RDSO offers up ‘soothing gentility’

Claude Lapalme prefers to open his eyes in the morning to the gentle sounds of a baroque motet by Claudio Monteverdi on his radio alarm rather than a booming Anton Bruckner symphony.

Guest soloist Marc Destrubé

Guest soloist Marc Destrubé

Claude Lapalme prefers to open his eyes in the morning to the gentle sounds of a baroque motet by Claudio Monteverdi on his radio alarm rather than a booming Anton Bruckner symphony.

“Sometimes you need music that can delight you, instead of simply stirring you,” said Lapalme, who plans to conduct the Red Deer Symphony Orchestra through a baroque-themed Concert for all Seasons on Saturday, Jan. 22, at the Red Deer College Arts Centre.

Perhaps the highly civilized and courtly music style has survived the last 300 years for that very reason — because “we need some soothing gentility in our lives,” said Lapalme.

If so, the RDSO is happy to serve it up. The upcoming concert will feature the ear-caressing sounds of two Johann Sebastian Bach pieces, as well as Antonini Vivaldi’s ever popular Four Seasons.

The latter will feature guest soloist Marc Destrubé, who is an early music specialist. The Canadian violinist is also a co-founder of the Pacific Baroque Orchestra in Vancouver and first violinist with the Axelrod String Quartet — the quartet-in-residence at the Smithsonian Institution in Washington, D.C.

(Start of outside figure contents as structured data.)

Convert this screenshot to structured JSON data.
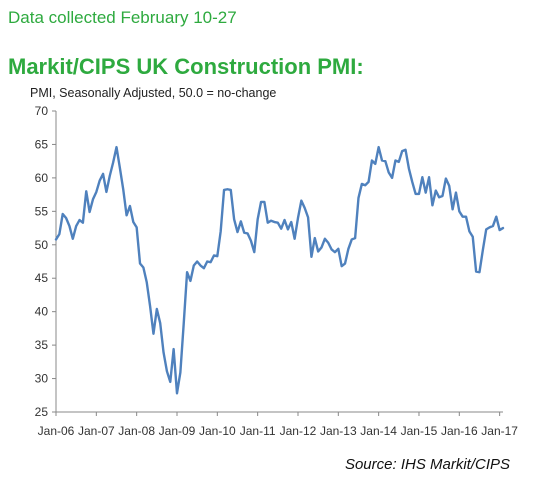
{
  "header": {
    "note": "Data collected February 10-27",
    "title": "Markit/CIPS UK Construction PMI:"
  },
  "footer": {
    "source": "Source: IHS Markit/CIPS"
  },
  "chart_data": {
    "type": "line",
    "title": "Markit/CIPS UK Construction PMI:",
    "subtitle": "PMI, Seasonally Adjusted, 50.0 = no-change",
    "xlabel": "",
    "ylabel": "",
    "ylim": [
      25,
      70
    ],
    "yticks": [
      25,
      30,
      35,
      40,
      45,
      50,
      55,
      60,
      65,
      70
    ],
    "xlim": [
      "2006-01",
      "2017-02"
    ],
    "xticks": [
      "Jan-06",
      "Jan-07",
      "Jan-08",
      "Jan-09",
      "Jan-10",
      "Jan-11",
      "Jan-12",
      "Jan-13",
      "Jan-14",
      "Jan-15",
      "Jan-16",
      "Jan-17"
    ],
    "grid": false,
    "color": "#4f81bd",
    "series": [
      {
        "start": "2006-01",
        "values": [
          50.8,
          51.6,
          54.6,
          54.0,
          52.8,
          50.9,
          52.8,
          53.7,
          53.3,
          58.0,
          54.9,
          56.8,
          57.9,
          59.6,
          60.6,
          57.9,
          60.3,
          62.3,
          64.6,
          61.5,
          58.3,
          54.4,
          55.8,
          53.4,
          52.6,
          47.2,
          46.6,
          44.4,
          40.8,
          36.7,
          40.4,
          38.3,
          33.9,
          31.1,
          29.5,
          34.4,
          27.8,
          30.9,
          38.2,
          45.9,
          44.6,
          46.9,
          47.5,
          46.9,
          46.5,
          47.5,
          47.4,
          48.4,
          48.3,
          52.0,
          58.2,
          58.3,
          58.2,
          53.8,
          51.9,
          53.5,
          51.8,
          51.7,
          50.6,
          48.9,
          53.8,
          56.4,
          56.4,
          53.3,
          53.6,
          53.4,
          53.3,
          52.4,
          53.7,
          52.3,
          53.4,
          50.9,
          54.0,
          56.6,
          55.5,
          54.1,
          48.2,
          51.0,
          49.0,
          49.6,
          50.9,
          50.3,
          49.3,
          48.9,
          49.4,
          46.8,
          47.2,
          49.4,
          50.8,
          51.0,
          57.0,
          59.1,
          58.9,
          59.4,
          62.6,
          62.1,
          64.6,
          62.6,
          62.5,
          60.8,
          60.0,
          62.6,
          62.4,
          64.0,
          64.2,
          61.4,
          59.4,
          57.6,
          57.6,
          60.1,
          57.8,
          60.1,
          55.9,
          58.1,
          57.1,
          57.3,
          59.9,
          58.8,
          55.3,
          57.8,
          55.0,
          54.2,
          54.2,
          52.0,
          51.2,
          46.0,
          45.9,
          49.2,
          52.3,
          52.6,
          52.8,
          54.2,
          52.2,
          52.5
        ]
      }
    ]
  }
}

Lapalme said Destrubé is the perfect violinist to take the lead on The Four Seasons. “He’s a highly imaginative performer,” who also intends to read some of Vivaldi’s season-inspired sonnets during the concert.

Each of Vivaldi’s musical Seasons in so perfectly composed that “I’m afraid even Winter is a good one,” joked Lapalme, who had just returned from a hair-raising trip up storm-blighted Hwy 2 to help judge a music concert in Edmonton.

The Bach works will also be familiar to even casual classical music listeners.

Both the Orchestral Suite No. 3 in D Major and Brandenburg Concerto No. 2 in F Major will feature RDSO trumpeter Richard Scholz — who will have his work cut out for him.

The latter piece is extremely difficult, said Lapalme, “Let me say it again — extremely difficult,” because of a profusion of close-together high-pitched notes.

“The nature of the piece is so distinct, it’s never been done before or since. . . . It takes months to prepare for that thing,” he added.

Scholz will perform with a very small trumpet to hit all the high notes, otherwise “you can’t play it,” said Lapalme.

As well as being an acting principal with the RDSO, Scholz also plays with the Calgary Philharmonic and is a member of the Altius Brass and the Bow Valley Brass Quintet.

Tickets to the 8 p.m. concert are $43.50 ($30 youth/ first four rows) from Ticketmaster.